Environment
Novell Client for Windows 2000/XP/2003 4.91 Support Pack
2
Novell Client for Windows 2000/XP/2003 4.91 Support Pack
1
Novell Client for Windows 2000/XP/2003 4.91
Novell Client for Windows 2000/XP/2003 4.90 Support Pack
2
Novell Client for Windows 2000/XP/2003 4.91 Support Pack
1a
Microsoft Windows XP Professional Windows XP Professional
Support Pack 2
Situation
The workstations are all joined in a Microsoft AD
domain. Login times with the Novell Client32 installed are
2.5 to 3 minutes.
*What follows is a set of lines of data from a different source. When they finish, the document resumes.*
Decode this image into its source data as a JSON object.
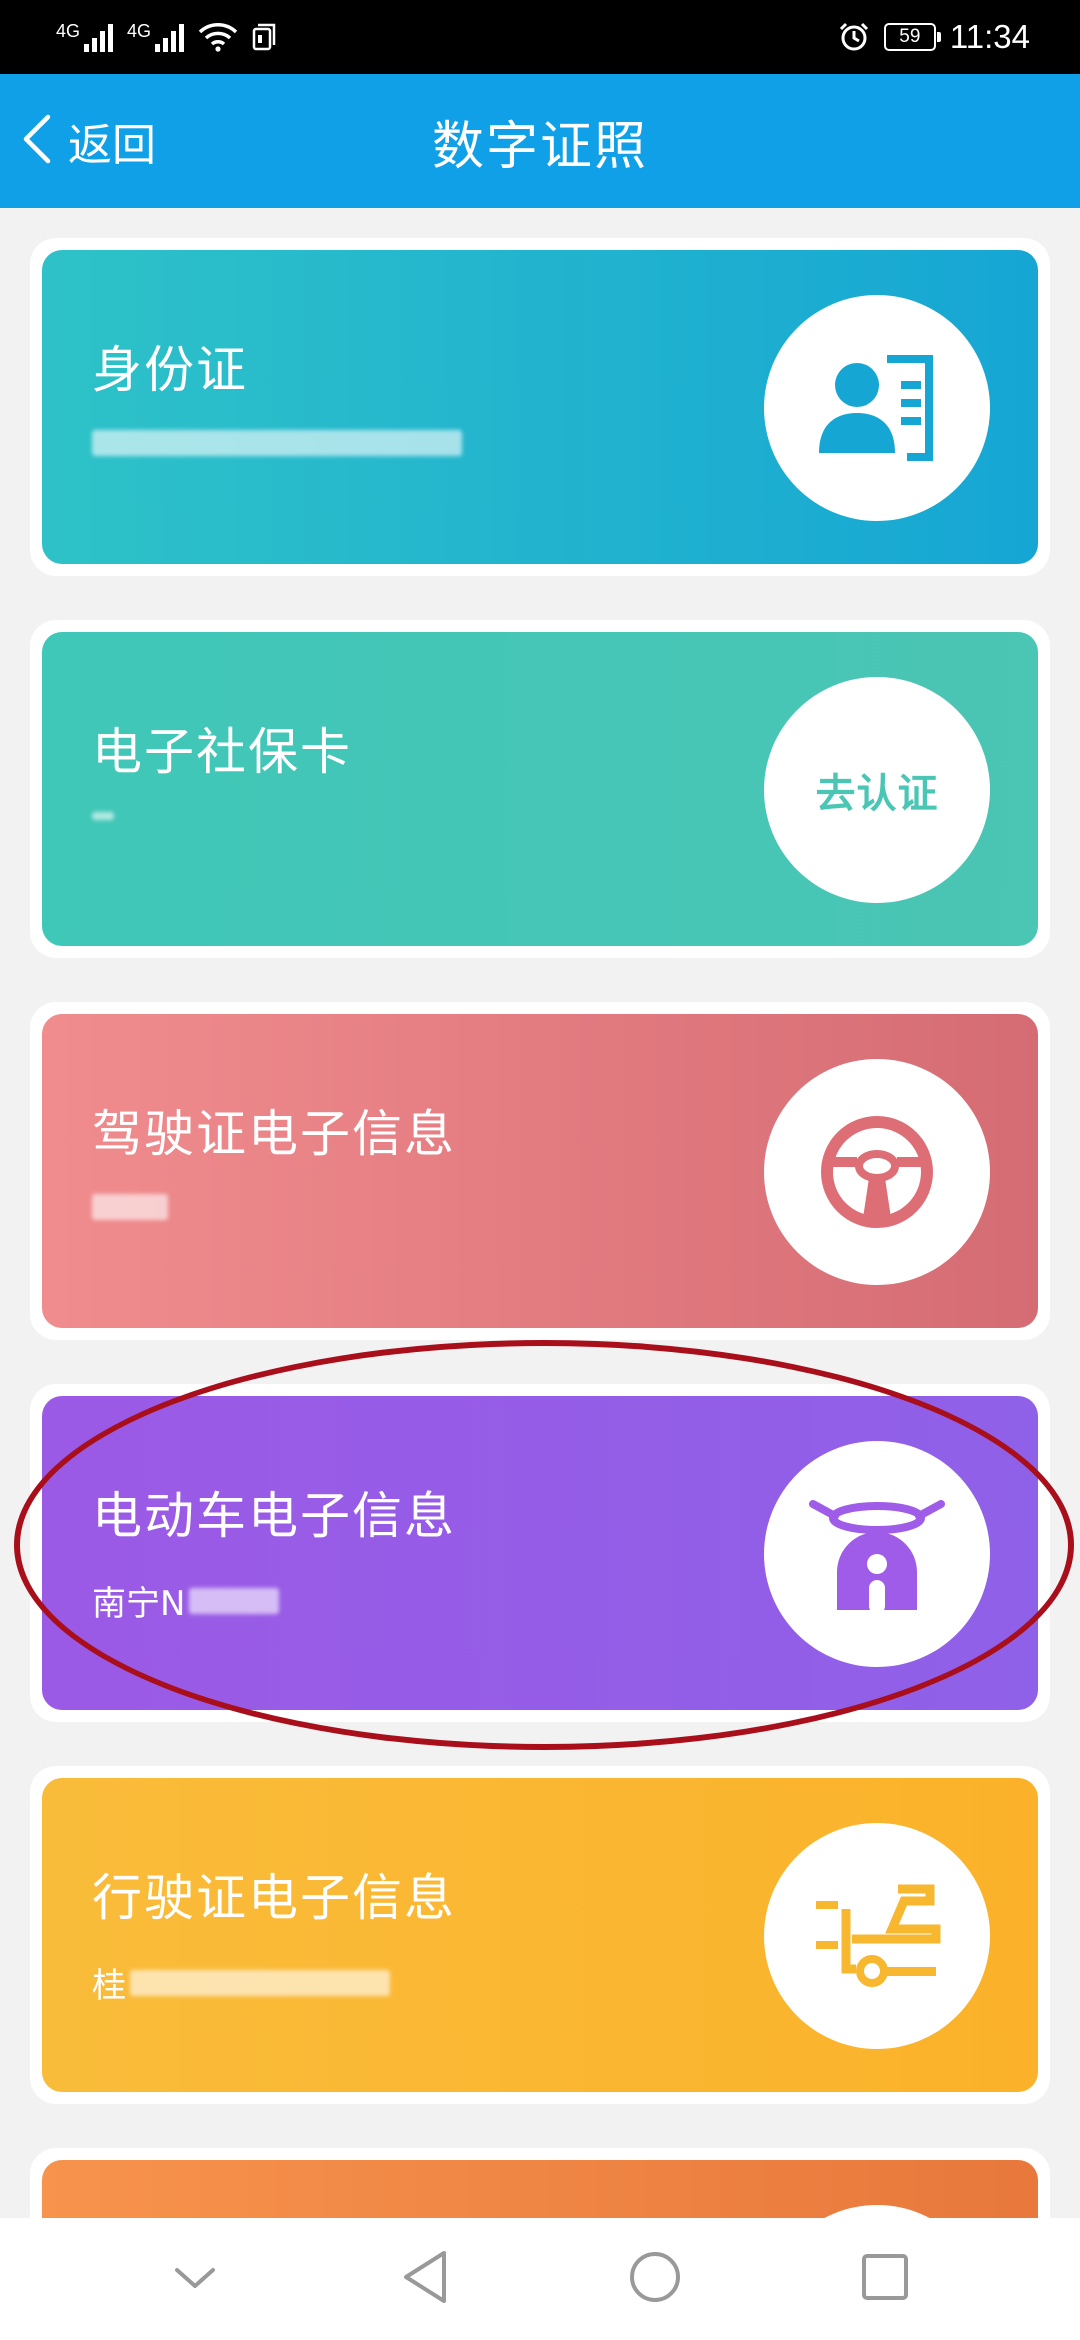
{
  "status_bar": {
    "network1": "4G",
    "network2": "4G",
    "battery": "59",
    "time": "11:34"
  },
  "header": {
    "back_label": "返回",
    "title": "数字证照"
  },
  "cards": [
    {
      "title": "身份证",
      "subtitle": "",
      "icon": "id-card-icon",
      "color": "#1aa9d2"
    },
    {
      "title": "电子社保卡",
      "subtitle": "",
      "action": "去认证",
      "color": "#4bc5b4"
    },
    {
      "title": "驾驶证电子信息",
      "subtitle": "",
      "icon": "steering-wheel-icon",
      "color": "#dd6e76"
    },
    {
      "title": "电动车电子信息",
      "subtitle": "南宁N",
      "icon": "scooter-icon",
      "color": "#9f5ce8"
    },
    {
      "title": "行驶证电子信息",
      "subtitle": "桂",
      "icon": "vehicle-icon",
      "color": "#f7b72e"
    }
  ],
  "colors": {
    "header": "#0fa0e8",
    "highlight": "#a90f1a"
  }
}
Login times without Client32 installed take
only 1 to 2 seconds.
Watching the logon traffic with Ethereal:
- On login, the MS client makes a request to a Domain Controller for a Kerberos TGT (ticket-granting ticket)
- The client get an answer back from the Domain Controller
- If the Novell Client32 is installed, it waits for 15 to 30 seconds with no network traffic at all, then repeats the request/response/pause pattern several more times.
- If the Novell client is not installed, it continues on with the login process immediately.
This happens both with or without "workstation only" checked,
using domain authentication.
The machine tested is a new Dell workstation, configured with
a Broadcom gig NIC. It's plugged into a D-Link Ethernet
10/100 desktop switch, which connects to a 100mbit Cisco
switch.
The problem is in the MS Kerberos client and involves the way
it uses UDP by default. The conflicts with a seemingly
unrelated setting in Client32. The MS Kerberos reply packet
continues the usual Kerberos stuff, plus a bunch of MS specific
information tacked on to the end, like group memberships.
This tends to balloon the reply packet.
Without the Novell client installed, the reply packet seems to
be around 1661 bytes for this particular person, in this
domain. It comes in one UDP packet
With the Novell client installed, the reply packet seems to
come in at 1400 bytes, with the fragmentation bit set in the
headers. No following fragment is seen in the trace.
This leads to a packet that Kerberos can't use so it backs off
5/10/20/30 seconds and tries again, over and over, until finally
giving up
Resolution
Things that help:
- Adjust the SLP Maximum Transmission Unit setting in the Novell Client. The default of 1400 bytes seems to bring on the fragmented reply packet. Changing this to 1700 bytes helps.
- Change the D-Link switch. Either connecting directly to the Cisco switch, or via an intermediate Cisco desktop switch helped. It is not clear why this would matter.
- Change the MS Kerberos client to work over TCP. This can be done on the machine, or via a Group Policy in the domain. Once changed, the Kerberos reply packet will come in fragmented, but all fragments will be seen, and reassembled by the stack, so the Kerberos client will work.
Additional Information
As long as the SLP MTU is larger than the UDP packet size
required for the Kerberos reply packet, login will happen
quickly. But since the UDP packet size will gradually
increase over time as users are added to groups, eventually this
problem will be seen. If Client32 is installed, it will be
seen sooner, but even without Client32 it will be seen
eventually.
This seems to be a known problem in the MS world. Once
the Kerberos/TCP setting was found, doing a Google search produced
other sites that have found that as the Domain expands there is a
threshold at which domain login traffic slows down
dramatically.
It appears that the only reason the Novell Client is involved
is that the SLP MTU setting actually cranks down the UDP MTU on the
machine, exposing the problem much earlier than it may be otherwise
seen. This could potentially affect other UDP applications as
well, if they do not correctly handle packet fragmentation.